2. Meanwhile, over in the village of Lansing, the former Autodesk Building has exchanged hands. The 19,470 SF office building on 2.37 acres sold for $4.14 million, from the Colbert family of commercial landlords (Greenstate Properties) to an LLC led by local businessman and developer Bryan Warren of Warren Real Estate. The Colberts developed the property and opened the building in 2002. The price was substantially more then  the assessment of $3.15 million, but that’s probably not because of a planned redevelopment. It likely has more to do with having a tenant lined up for the building, the Alcohol and Drug Council of Tompkins County, who will build out and operate a 40-bed detox facility at the site. A stable, long-term tenant is a strong asset to have when selling a property. The village of Lansing has not been a fan of the project (the argument being, those in treatment “don’t belong [here]” and pose a safety threat), but since it’s just an interior renovation and medical uses are permitted in its zoning, there’s not much the village can do as long as everything remains in compliance with code. The sale may be finished, but the facility won’t host overnight stays until at least the summer, and the renovations won’t be finished until late 2020.
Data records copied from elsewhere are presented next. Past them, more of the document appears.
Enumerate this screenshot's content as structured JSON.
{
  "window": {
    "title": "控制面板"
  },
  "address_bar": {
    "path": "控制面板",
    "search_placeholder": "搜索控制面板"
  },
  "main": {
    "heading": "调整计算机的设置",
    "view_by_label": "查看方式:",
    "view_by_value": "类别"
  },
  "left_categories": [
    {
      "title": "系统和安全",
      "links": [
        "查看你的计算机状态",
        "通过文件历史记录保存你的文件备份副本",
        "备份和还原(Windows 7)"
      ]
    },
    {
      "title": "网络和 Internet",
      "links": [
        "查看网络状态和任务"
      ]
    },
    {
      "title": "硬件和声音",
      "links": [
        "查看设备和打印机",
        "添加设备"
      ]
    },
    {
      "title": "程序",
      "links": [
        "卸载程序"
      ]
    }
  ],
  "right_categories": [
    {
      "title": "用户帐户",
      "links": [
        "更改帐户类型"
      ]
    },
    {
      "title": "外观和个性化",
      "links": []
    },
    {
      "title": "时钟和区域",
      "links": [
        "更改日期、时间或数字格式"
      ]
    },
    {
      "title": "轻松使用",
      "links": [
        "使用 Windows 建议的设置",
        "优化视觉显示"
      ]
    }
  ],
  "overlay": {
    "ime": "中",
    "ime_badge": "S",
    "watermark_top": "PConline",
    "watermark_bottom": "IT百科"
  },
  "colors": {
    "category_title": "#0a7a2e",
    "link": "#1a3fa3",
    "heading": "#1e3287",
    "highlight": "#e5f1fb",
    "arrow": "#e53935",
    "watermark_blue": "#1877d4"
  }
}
3. How often do I report things out in Enfield? Practically never. But the town planning board is reviewing a pair of small apartment projects this month. Patrick Head, owner of Head’s Excavating, plans to build a pair of four-unit apartment buildings, each on a different site in the town. The first would be at 1795 Mecklenburg Road, and the other on the southwest corner of Enfield Center Road and Van Dorn Road. All of the units would be rentals, two bedrooms each, and according to the Environmental Assessment Forms, it looks like each unit will be about 1200 SF, with either two floors or one floor with a finished basement. Both properties are currently vacant; the former used to host a farmhouse but was destroyed by fire in September 2015, and the later is a vacant 5-acre lot that was created through the subdivision of a larger property.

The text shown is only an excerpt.